Federal Court Dismisses Negligent Entrustment Claim as Speculative and Lacking Factual Support

This case involved a vehicle owned by the co-defendant that allegedly rear-ended the plaintiff’s vehicle. The plaintiff brought action against the co-defendant for one count of negligent entrustment. 

In support of their motion to dismiss, the co-defendant argued that the plaintiff’s amended complaint, alleging negligent entrustment, was speculative and failed to contain specific facts to support a plausible claim for relief. 

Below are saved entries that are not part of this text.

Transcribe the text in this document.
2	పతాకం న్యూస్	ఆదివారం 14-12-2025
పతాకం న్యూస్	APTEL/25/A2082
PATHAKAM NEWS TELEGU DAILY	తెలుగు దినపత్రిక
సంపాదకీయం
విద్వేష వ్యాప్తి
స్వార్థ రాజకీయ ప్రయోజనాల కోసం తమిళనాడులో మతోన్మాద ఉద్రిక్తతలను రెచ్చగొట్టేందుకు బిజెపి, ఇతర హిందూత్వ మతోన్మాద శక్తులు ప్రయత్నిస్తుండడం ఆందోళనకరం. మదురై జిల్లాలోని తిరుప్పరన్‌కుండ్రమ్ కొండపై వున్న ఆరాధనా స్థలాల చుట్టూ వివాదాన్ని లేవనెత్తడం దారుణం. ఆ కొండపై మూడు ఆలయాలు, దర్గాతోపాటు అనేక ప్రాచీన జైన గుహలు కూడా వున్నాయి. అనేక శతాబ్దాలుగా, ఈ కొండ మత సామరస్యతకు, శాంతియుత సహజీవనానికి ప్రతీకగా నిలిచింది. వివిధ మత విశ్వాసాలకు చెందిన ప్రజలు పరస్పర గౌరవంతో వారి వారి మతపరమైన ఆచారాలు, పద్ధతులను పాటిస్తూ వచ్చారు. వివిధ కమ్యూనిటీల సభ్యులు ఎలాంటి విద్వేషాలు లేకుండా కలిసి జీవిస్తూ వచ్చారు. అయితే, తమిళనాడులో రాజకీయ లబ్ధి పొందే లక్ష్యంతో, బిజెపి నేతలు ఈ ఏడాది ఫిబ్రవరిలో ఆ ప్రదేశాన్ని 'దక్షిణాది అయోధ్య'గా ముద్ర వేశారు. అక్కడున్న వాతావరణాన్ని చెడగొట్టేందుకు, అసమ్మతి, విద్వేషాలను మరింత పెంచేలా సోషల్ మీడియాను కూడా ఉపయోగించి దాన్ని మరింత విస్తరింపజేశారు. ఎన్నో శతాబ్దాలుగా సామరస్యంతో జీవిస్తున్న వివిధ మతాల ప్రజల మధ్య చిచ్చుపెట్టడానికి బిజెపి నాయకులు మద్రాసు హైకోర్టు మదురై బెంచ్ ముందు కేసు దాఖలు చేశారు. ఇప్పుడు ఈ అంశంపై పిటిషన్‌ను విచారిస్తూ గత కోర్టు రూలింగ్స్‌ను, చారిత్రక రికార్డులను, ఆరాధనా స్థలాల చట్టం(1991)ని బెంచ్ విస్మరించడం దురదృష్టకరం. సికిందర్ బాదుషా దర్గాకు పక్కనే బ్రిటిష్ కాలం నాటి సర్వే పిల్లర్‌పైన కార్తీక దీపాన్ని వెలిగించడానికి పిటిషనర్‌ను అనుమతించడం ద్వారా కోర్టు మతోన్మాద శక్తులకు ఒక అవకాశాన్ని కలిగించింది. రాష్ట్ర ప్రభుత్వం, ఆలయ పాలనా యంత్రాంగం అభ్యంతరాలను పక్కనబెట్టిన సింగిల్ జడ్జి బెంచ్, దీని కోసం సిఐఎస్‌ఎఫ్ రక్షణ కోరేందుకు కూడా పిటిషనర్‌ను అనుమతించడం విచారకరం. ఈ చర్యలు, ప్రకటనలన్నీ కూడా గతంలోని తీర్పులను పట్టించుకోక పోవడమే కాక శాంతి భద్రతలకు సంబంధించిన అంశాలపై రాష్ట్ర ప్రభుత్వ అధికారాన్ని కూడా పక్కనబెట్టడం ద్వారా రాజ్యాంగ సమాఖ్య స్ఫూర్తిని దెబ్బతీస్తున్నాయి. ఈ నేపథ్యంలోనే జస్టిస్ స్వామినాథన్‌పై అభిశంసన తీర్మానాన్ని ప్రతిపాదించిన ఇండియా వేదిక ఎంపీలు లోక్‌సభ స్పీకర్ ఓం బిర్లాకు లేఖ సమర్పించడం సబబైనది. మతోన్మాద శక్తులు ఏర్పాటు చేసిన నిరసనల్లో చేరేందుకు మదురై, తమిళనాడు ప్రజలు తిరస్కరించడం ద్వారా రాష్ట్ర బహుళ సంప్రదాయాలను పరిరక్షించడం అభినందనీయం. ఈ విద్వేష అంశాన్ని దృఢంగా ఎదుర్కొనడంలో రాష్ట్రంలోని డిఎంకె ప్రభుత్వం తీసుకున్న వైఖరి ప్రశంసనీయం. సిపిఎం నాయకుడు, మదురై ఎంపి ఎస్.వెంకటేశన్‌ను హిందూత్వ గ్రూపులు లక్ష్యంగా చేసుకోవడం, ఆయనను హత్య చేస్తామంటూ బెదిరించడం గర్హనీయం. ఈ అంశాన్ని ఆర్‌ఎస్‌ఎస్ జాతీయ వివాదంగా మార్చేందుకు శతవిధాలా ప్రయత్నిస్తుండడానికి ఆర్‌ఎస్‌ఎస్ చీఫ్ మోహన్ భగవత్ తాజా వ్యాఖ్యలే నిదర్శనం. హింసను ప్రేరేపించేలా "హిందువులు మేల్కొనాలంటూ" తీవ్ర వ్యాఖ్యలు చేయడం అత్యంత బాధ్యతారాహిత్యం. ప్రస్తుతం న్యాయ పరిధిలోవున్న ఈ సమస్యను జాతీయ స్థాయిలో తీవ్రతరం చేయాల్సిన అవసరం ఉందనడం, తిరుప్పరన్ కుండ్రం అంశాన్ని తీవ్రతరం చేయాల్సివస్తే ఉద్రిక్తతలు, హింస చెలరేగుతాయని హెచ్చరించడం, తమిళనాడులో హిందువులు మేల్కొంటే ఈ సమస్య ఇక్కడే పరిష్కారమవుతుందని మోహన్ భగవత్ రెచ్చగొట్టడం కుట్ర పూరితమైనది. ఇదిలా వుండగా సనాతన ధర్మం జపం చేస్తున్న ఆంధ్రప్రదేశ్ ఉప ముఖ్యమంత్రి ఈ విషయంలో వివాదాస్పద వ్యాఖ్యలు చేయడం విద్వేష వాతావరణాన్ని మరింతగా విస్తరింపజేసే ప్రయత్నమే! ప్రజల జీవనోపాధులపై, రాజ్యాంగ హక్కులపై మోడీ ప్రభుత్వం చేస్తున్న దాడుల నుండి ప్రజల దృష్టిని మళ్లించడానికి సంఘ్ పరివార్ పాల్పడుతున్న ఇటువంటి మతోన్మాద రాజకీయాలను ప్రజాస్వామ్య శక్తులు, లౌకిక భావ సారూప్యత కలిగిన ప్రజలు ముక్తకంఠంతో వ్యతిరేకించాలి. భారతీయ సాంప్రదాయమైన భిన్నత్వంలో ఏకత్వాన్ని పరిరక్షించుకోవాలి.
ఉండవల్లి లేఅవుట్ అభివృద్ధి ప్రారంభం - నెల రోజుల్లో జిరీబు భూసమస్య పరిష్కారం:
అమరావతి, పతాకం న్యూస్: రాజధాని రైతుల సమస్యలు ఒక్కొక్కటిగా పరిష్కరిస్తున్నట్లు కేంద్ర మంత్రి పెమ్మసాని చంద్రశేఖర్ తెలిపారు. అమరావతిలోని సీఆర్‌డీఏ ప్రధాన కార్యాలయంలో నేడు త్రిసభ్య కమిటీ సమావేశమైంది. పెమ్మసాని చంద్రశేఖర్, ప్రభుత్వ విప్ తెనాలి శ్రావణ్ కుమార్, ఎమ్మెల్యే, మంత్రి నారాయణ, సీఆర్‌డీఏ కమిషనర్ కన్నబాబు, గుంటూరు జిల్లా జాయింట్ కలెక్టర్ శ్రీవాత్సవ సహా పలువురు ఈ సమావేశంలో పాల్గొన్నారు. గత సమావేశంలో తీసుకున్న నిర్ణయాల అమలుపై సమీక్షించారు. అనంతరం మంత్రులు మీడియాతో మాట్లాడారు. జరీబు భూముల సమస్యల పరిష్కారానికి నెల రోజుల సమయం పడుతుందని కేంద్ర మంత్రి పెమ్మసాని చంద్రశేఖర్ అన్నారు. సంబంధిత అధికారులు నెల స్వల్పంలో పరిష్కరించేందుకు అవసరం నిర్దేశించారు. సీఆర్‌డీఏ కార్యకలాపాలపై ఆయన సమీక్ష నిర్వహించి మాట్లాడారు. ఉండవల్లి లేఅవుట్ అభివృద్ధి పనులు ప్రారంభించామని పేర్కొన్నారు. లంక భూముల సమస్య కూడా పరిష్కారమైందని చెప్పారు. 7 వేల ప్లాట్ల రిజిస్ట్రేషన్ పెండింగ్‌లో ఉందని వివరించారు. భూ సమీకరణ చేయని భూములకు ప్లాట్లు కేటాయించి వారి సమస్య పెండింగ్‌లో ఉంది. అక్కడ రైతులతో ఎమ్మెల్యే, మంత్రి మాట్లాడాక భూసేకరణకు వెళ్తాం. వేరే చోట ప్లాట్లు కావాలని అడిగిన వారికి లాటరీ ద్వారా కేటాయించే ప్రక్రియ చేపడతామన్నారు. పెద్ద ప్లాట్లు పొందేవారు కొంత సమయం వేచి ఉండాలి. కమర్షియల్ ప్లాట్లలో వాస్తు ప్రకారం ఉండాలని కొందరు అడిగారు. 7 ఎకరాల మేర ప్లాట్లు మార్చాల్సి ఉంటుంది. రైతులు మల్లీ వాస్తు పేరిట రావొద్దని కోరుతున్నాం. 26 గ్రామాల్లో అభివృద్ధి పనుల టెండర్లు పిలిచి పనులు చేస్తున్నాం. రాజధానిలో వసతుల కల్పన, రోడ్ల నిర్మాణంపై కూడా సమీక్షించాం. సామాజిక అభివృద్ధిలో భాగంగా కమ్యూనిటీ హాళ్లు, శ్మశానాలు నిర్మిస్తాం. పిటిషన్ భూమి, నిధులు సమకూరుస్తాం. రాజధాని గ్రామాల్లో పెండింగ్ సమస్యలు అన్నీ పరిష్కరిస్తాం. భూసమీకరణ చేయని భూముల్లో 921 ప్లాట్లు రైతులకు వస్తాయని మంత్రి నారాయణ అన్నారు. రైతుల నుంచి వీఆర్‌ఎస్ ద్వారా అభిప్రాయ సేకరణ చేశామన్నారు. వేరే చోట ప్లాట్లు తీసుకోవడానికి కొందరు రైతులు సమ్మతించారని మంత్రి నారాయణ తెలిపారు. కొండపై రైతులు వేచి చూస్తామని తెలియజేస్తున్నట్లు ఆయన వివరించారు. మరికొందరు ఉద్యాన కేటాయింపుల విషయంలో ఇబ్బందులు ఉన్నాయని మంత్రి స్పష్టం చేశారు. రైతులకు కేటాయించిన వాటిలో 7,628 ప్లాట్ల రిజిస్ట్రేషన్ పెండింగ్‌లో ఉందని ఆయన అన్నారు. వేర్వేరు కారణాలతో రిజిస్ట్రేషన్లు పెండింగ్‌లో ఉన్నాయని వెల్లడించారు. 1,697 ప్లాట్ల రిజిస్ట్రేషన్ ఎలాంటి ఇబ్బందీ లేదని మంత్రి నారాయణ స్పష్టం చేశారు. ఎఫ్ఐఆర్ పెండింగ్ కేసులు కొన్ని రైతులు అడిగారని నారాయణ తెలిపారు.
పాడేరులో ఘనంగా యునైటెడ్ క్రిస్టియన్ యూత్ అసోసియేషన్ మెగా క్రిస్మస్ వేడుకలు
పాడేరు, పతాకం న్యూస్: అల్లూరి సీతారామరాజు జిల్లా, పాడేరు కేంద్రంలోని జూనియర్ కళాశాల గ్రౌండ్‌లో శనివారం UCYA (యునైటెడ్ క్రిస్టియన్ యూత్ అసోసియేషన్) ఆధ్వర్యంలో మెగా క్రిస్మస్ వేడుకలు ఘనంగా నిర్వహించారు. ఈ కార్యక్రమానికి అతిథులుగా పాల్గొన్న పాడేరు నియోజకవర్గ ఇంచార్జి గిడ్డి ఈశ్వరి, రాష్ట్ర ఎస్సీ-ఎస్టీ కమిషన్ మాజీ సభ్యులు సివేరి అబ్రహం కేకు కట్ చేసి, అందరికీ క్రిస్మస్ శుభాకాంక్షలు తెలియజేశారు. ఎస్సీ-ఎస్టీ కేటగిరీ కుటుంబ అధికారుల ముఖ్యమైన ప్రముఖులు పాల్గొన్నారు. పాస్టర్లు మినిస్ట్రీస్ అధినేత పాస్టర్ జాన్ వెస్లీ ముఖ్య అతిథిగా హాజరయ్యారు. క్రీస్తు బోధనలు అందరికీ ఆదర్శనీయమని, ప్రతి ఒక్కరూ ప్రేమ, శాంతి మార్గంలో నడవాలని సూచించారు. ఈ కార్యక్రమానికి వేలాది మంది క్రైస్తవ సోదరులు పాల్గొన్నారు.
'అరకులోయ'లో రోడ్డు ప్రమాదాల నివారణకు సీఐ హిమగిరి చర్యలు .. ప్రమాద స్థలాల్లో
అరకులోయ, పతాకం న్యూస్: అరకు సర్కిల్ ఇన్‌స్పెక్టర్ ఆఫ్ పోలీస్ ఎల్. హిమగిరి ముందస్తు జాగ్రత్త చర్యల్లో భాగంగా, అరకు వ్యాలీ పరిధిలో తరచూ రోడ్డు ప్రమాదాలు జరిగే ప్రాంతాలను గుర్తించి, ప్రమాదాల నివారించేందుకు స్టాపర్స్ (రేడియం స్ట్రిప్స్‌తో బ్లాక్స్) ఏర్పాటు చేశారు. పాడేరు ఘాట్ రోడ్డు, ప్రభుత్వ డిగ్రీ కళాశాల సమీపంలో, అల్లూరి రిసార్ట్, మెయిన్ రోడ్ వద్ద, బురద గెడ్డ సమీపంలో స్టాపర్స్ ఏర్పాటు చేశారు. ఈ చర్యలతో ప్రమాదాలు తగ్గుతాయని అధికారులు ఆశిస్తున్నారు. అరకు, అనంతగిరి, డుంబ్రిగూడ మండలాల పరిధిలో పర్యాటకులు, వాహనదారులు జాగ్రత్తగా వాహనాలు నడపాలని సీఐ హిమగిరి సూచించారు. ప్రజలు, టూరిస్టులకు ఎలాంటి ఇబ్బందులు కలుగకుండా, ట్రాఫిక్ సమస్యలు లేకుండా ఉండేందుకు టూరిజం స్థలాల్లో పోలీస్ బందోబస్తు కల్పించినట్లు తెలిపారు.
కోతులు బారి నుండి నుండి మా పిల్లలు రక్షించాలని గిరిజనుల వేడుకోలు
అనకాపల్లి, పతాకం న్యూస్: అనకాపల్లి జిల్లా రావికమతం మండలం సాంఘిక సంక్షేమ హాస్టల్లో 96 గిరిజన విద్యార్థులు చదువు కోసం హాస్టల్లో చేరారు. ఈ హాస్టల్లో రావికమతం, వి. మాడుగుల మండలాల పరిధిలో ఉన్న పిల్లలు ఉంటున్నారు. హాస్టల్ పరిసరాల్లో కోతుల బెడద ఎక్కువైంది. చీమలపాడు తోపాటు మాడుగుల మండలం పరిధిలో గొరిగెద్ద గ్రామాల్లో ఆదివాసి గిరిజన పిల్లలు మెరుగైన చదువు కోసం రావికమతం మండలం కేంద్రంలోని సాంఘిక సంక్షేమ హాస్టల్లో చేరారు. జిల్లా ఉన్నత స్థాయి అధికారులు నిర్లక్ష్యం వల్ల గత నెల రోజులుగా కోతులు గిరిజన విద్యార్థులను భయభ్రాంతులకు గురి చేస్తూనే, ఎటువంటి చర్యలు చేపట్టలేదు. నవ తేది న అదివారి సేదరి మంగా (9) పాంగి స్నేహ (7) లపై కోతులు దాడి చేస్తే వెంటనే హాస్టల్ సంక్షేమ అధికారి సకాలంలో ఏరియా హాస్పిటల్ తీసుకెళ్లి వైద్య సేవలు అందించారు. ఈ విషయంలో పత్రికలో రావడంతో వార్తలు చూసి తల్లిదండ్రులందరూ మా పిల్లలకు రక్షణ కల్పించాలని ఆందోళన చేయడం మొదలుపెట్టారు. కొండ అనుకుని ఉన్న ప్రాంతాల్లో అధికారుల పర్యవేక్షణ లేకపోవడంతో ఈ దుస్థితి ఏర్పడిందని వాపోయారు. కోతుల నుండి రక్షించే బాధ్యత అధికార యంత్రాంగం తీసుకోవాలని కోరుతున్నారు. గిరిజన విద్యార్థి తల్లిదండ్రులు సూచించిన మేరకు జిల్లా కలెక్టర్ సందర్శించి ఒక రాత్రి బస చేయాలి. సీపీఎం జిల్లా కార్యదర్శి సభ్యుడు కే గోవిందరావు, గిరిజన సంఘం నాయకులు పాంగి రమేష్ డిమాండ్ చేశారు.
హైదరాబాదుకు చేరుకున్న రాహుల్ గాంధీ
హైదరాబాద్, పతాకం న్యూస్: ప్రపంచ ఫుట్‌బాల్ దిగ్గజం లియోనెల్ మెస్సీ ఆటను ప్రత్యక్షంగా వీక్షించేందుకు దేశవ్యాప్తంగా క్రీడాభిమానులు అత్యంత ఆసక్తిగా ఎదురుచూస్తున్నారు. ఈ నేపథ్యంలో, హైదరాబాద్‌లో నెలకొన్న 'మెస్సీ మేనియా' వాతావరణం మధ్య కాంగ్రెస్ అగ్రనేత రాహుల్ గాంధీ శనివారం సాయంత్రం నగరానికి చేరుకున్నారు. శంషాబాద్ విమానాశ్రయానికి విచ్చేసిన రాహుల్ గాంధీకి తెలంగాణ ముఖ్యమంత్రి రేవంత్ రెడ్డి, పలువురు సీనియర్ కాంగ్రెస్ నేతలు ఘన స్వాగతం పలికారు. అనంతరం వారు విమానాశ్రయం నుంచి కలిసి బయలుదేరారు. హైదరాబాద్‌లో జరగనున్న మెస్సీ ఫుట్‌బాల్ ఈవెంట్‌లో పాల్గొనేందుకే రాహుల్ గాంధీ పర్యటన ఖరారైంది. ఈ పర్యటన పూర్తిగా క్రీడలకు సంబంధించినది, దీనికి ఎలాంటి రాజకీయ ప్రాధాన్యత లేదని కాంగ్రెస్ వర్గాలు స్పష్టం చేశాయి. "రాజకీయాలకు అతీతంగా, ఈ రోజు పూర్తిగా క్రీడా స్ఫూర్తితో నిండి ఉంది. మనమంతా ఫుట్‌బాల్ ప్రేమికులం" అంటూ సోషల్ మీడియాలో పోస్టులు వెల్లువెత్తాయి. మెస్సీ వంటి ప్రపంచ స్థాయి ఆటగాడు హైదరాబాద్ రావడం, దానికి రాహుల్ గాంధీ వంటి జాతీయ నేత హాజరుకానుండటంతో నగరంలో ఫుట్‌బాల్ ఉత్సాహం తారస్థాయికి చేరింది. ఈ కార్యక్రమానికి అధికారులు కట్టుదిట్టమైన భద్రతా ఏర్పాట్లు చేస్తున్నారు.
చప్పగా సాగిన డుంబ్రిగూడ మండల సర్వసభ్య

The United States District Court for the Eastern District of Pennsylvania agreed that the averments made by the plaintiff amounted to unsupported and speculative legal conclusions that failed to advance their negligent entrustment claim. In support of its holding, the court cited substantive state law, noting that in these types of fact-intensive cases, plaintiffs need to offer facts regarding things like the vehicle operator’s driving history, qualifications or training, let alone evidence suggesting negligence or misconduct. Without these types of averments, claims that the defendants knew or should have known the co-defendant driver posed a potential danger to others are merely recitations of the elements of a cause of action and are insufficient, thereby lacking the necessary factual support to sustain a plausible claim of negligent entrustment. The court granted the co-defendant’s Rule 12(b)(6) motion to dismiss the plaintiff’s negligent entrustment claim against them.